I wanted to deny it, but what point would there be? Now that Tryce forced me to examine my death with a watcher’s eye, I saw the coincidences that proved her truth. How else could I have been shot by an arrow not just shaped by woman’s magic, but made from one of the Queen’s roc feathers? Why else would a worm like Kyan have happened to have in his possession a piece of leucite more powerful than any I’d seen?
I clenched Okilanu’s fists. “I never plotted against Rayneh.”
“Of course not. She realized it herself, in time, and executed the women who had whispered against you. But she had your magic, and your restless spirit bound to her, and she believed that was all she needed.”
For long moments, my grief battled my anger. When it was done, my resolve was hardened like a spear tempered by fire.
I lifted my palms in the gesture of truth telling. “To remove the protections on the palace grounds, you must lay yourself flat against the soil with your cheek against the dirt, so that it knows you. To it, you must say, ‘The Lady Who Plucked Red Flowers beneath the Queen’s Window loves the Queen from instant to eternity, from desire to regret.’ And then you must kiss the soil as if it is the hem of your lover’s robe. Wait until you feel the earth move beneath you and then the protections will be gone.”

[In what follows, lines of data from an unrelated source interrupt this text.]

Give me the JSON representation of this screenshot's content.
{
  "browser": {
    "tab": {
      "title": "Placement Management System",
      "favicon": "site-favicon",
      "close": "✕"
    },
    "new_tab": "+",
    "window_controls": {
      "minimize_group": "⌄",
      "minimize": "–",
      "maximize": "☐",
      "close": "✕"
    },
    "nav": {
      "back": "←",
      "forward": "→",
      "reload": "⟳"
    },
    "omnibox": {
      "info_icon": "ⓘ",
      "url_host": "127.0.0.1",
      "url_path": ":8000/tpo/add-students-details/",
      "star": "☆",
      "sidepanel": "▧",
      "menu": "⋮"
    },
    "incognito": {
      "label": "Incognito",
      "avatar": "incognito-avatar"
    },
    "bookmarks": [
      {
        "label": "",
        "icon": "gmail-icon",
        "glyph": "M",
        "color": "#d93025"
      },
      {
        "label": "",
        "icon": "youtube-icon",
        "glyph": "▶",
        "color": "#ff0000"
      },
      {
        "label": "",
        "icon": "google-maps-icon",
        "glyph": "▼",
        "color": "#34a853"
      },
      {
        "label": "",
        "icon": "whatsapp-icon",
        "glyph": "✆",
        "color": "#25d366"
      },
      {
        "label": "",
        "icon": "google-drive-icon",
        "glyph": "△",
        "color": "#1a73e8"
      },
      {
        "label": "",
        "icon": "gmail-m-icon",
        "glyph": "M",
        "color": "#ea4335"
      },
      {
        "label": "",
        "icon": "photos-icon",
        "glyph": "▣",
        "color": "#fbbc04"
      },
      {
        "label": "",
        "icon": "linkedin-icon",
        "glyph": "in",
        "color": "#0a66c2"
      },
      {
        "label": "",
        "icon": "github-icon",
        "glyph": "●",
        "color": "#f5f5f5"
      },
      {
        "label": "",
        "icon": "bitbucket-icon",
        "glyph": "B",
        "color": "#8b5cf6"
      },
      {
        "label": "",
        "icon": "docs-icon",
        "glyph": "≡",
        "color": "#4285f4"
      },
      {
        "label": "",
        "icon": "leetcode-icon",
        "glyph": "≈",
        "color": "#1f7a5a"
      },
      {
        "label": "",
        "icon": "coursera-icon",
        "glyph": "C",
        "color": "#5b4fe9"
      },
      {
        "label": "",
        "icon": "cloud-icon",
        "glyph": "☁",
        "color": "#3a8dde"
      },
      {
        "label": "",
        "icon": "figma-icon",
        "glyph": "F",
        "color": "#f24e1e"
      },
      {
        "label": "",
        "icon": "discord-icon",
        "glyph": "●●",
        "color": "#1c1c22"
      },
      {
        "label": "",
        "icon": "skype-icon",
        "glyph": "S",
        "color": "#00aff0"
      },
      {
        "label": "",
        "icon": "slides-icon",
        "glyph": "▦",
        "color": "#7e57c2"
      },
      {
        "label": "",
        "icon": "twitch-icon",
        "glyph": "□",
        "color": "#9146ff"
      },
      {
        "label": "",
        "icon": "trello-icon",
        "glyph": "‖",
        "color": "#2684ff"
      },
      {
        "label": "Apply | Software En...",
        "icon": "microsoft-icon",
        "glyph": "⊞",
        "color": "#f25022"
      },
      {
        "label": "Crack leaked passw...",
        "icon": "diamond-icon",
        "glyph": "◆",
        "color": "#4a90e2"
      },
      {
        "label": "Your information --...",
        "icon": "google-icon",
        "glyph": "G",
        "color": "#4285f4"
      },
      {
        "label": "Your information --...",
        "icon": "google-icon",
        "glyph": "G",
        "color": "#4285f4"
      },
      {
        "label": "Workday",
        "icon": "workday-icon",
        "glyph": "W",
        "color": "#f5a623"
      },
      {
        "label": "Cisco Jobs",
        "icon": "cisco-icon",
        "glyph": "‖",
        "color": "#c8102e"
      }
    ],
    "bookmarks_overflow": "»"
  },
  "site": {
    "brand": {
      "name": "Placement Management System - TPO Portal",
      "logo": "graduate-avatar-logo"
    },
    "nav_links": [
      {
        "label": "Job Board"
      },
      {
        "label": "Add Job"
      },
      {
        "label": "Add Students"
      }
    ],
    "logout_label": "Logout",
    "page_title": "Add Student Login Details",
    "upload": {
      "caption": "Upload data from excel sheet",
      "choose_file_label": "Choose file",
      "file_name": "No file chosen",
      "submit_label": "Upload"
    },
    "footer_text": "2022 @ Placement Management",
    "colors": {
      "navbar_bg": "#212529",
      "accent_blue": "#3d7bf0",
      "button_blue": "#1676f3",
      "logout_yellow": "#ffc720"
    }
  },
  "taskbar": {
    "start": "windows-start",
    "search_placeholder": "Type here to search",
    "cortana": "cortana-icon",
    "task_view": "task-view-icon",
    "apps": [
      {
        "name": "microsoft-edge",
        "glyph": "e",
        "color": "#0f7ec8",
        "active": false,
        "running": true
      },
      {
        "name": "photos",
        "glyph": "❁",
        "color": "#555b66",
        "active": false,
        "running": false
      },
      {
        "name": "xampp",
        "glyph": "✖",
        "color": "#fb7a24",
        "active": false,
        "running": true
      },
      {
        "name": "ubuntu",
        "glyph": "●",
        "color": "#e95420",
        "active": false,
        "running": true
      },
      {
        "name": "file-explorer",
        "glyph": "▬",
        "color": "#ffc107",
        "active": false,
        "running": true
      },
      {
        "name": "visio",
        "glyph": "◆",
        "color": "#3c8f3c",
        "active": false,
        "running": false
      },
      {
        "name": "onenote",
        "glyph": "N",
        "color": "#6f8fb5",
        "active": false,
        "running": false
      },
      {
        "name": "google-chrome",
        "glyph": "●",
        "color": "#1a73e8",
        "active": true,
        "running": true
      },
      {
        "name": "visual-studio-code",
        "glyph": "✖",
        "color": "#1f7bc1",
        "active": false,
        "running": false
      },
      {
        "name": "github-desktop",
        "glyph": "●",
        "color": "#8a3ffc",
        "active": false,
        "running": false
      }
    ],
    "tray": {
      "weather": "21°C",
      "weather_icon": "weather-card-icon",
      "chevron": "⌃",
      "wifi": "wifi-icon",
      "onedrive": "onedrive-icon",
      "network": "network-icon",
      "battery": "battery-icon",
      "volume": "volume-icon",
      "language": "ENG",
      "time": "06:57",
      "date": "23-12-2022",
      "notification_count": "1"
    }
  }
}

Tryce inclined her head. “I will do this.”
I continued, “When you are done, you must flay off a strip of your skin and grind it into a fine powder. Bury it in an envelope of wind-silk beneath the Queen’s window. Bury it quickly. If a single grain escapes, the protections on her chamber will hold.”
“I will do this, too,” said Tryce. She began to speak more, but I raised one of my ringed, blue fingers to silence her.